Yes. Telepresence works with EKS, GKE, AKS, minikube, kind, and any standard Kubernetes cluster. It installs a traffic manager component via Helm that runs as a deployment in the cluster. The only requirement is kubectl access to the target cluster.

What is the difference between global and personal intercepts?+

A global intercept routes all traffic from the intercepted service to your local machine. A personal intercept uses header-based routing so only requests with specific headers reach your laptop, while other traffic flows normally. Personal intercepts require Ambassador.

Does Telepresence sync volumes from the remote pod?+

Yes. Telepresence can mount remote volumes to your local filesystem using FUSE. This lets your local process access config files, certificates, and data that exist on the remote pod without copying them manually.

Can multiple developers intercept the same service?+

With personal intercepts and Ambassador, yes.
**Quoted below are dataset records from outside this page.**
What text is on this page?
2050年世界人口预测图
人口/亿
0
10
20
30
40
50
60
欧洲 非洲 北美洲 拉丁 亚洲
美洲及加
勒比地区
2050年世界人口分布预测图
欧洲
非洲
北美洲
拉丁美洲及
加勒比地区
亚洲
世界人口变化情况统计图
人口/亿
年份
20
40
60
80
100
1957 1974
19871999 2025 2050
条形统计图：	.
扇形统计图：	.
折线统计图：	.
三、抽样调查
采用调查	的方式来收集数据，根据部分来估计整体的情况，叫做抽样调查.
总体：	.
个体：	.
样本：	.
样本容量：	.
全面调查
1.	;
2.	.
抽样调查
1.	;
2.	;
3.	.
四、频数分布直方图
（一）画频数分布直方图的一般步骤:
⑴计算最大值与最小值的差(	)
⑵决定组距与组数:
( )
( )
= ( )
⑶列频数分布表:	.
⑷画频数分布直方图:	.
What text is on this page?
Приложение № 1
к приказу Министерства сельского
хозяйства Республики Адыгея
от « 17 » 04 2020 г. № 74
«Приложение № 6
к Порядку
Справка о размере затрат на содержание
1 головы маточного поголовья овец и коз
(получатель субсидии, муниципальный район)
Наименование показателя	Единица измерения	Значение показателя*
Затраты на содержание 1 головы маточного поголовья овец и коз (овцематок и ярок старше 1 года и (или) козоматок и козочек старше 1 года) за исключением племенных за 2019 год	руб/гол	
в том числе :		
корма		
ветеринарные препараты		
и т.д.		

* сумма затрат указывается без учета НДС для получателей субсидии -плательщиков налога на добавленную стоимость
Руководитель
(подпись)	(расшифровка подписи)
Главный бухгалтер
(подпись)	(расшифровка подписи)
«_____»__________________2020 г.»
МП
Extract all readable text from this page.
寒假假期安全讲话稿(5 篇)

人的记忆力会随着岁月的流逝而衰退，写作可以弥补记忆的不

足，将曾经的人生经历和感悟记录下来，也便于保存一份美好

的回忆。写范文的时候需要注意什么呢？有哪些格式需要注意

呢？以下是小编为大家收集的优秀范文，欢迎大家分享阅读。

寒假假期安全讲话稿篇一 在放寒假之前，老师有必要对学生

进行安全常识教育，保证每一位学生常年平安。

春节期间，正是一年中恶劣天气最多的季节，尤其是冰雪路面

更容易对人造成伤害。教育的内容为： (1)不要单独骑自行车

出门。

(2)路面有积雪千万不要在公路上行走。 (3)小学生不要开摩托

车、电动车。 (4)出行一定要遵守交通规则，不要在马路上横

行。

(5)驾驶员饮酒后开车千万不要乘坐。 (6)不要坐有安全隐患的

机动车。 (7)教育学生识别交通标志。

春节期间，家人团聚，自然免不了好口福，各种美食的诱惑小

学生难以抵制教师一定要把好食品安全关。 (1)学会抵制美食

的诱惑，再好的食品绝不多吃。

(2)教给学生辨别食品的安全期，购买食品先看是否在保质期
Each developer sets a unique header value, and traffic is routed based on that header. Without Ambassador, only one developer can intercept a given service at a time.

How does Telepresence handle environment variables?+

When you create an intercept with --env-file, Telepresence exports all environment variables from the remote pod into the specified file. You source this file before running your local process, giving it the same configuration as the production pod.